American architect and author

Royal Barry Wills (August 21, 1895 – January 10, 1962) was an American architect and author. He was a master of the Cape Cod type house, particularly its 1930s–1950s Colonial Revival incarnation. Houses built to his designs continue to fetch a premium.

==Life and work==
Wills was born in Melrose, Massachusetts, and in 1918 graduated from M.I.T as an architectural engineer. From 1919 until 1925, he worked as a design engineer for the Turner Construction Company of Boston, while engaging in his own architectural practice on the side. To advance his business, he regularly published sketch plans and elevations in the Boston Transcript. He also answered questions from readers about architecture. Commissions followed; he became a registered architect in 1925, opening his own Boston office on lower Beacon Street the same year. With success, his firm moved to Beacon Hill.

The Cape Cod house is ubiquitous in New England and elsewhere, due in part to its simplicity, which sometimes simply means inexpensive, but also allows for versions that achieve a pure elegance due to their restraint and proportions.

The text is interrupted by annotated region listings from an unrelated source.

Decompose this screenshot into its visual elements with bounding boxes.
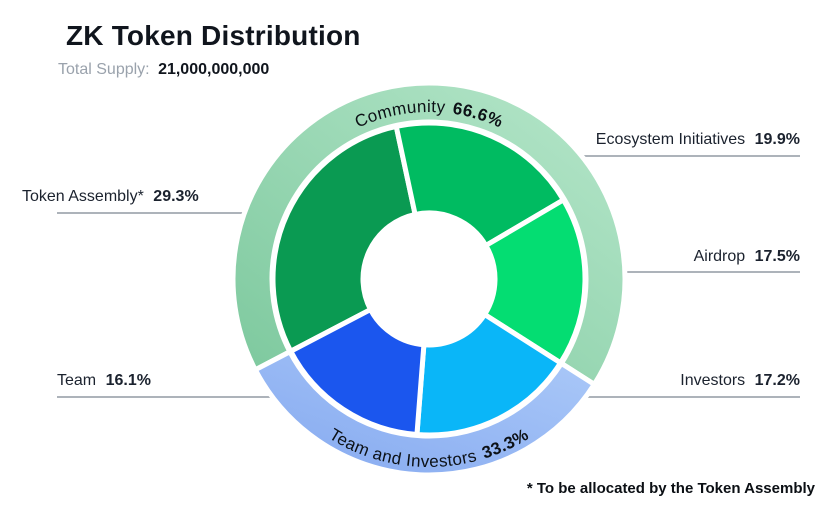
label-ecosystem-initiatives: Ecosystem Initiatives 19.9%	[596, 131, 800, 149]
ring-team-and-investors	[252, 349, 597, 478]
investors-name: Investors	[680, 372, 746, 389]
label-airdrop: Airdrop 17.5%	[694, 248, 800, 266]
team-and-investors-ring-name: Team and Investors	[326, 425, 479, 471]
ring-community	[230, 80, 628, 387]
page-title: ZK Token Distribution	[66, 20, 361, 51]
label-token-assembly: Token Assembly* 29.3%	[22, 188, 199, 206]
airdrop-name: Airdrop	[693, 248, 746, 265]
team-name: Team	[57, 372, 97, 389]
team-and-investors-ring-value: 33.3%	[480, 425, 532, 463]
label-investors: Investors 17.2%	[680, 372, 800, 390]
community-ring-name: Community	[352, 97, 446, 132]
segment-token-assembly	[270, 123, 418, 354]
token-assembly-value: 29.3%	[153, 188, 199, 205]
investors-value: 17.2%	[754, 372, 800, 389]
segment-team	[288, 307, 427, 438]
label-team: Team 16.1%	[57, 372, 151, 390]
airdrop-value: 17.5%	[754, 248, 800, 265]
community-ring-value: 66.6%	[451, 99, 505, 132]
segment-investors	[414, 311, 564, 438]
curved-label-team-and-investors: Team and Investors33.3%	[326, 425, 532, 471]
segment-airdrop	[482, 197, 588, 366]
inner-donut	[270, 120, 588, 438]
total-supply-label: Total Supply:	[58, 61, 150, 78]
ecosystem-initiatives-name: Ecosystem Initiatives	[595, 131, 746, 148]
outer-ring	[230, 80, 628, 478]
curved-ring-labels: Community 66.6% Team and Investors33.3%	[326, 97, 532, 471]
team-value: 16.1%	[105, 372, 151, 389]
ecosystem-initiatives-value: 19.9%	[754, 131, 800, 148]
token-assembly-name: Token Assembly*	[22, 188, 144, 205]
total-supply-value: 21,000,000,000	[158, 61, 270, 78]
total-supply: Total Supply: 21,000,000,000	[58, 61, 269, 79]
segment-ecosystem-initiatives	[393, 120, 566, 249]
footnote: * To be allocated by the Token Assembly	[526, 480, 815, 497]
curved-label-community: Community 66.6%	[352, 97, 506, 132]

Wills' artistry brought refinement to every level of planning, engineering and detail of the Cape Cod model. They were low to the ground, with eaves just above the windows, and surmounted by an outsized central chimney (a Wills hallmark). The roof pitch ranged from 8 to 10 in, vertically, in a 12 in run. The sash was made up from 24 to 36 individual lights, and clapboards graduated from a 23/4-inch exposure at the foundation, to a typical 41/4-inch exposure from the top of the window sill to the eave. But most of all, Wills emphasized what he termed "scale"—the relationship of parts to one another that gives a design perfection and charm. And unlike many architects, he offered "partial services", adding to contractor designs without credit.

In 1938, Life Magazine selected four modern architects and four traditional architects, asking them to prepare home designs for families in four income categories. In the category for people with $5,000 to $6,000 incomes, the modern design was by Frank Lloyd Wright and the traditional one by Royal Barry Wills. The family chose the Wills house over the Wright design, and the home was built in Edina, Minnesota. With the motto "no stock plans," Wills designed buildings not only in New England, but from Canada to Florida, including Cape Cods, garrisons, saltboxes, churches, and, in 1941, a 300-unit housing complex for defense workers in Springfield, Massachusetts.

Wills was author of eight books on architecture offering designs and advice. In 1949, he received the Certificate of Honor from the Massachusetts State Association of Architects. In 1954, he was elected a fellow of the American Institute of Architects. In 1957, his firm became Royal Barry Wills Associates, and remains active today. He died in Boston, Massachusetts on January 10, 1962.

"He wanted only to design the indigenous New England house supremely well, and succeeded beyond any other architect."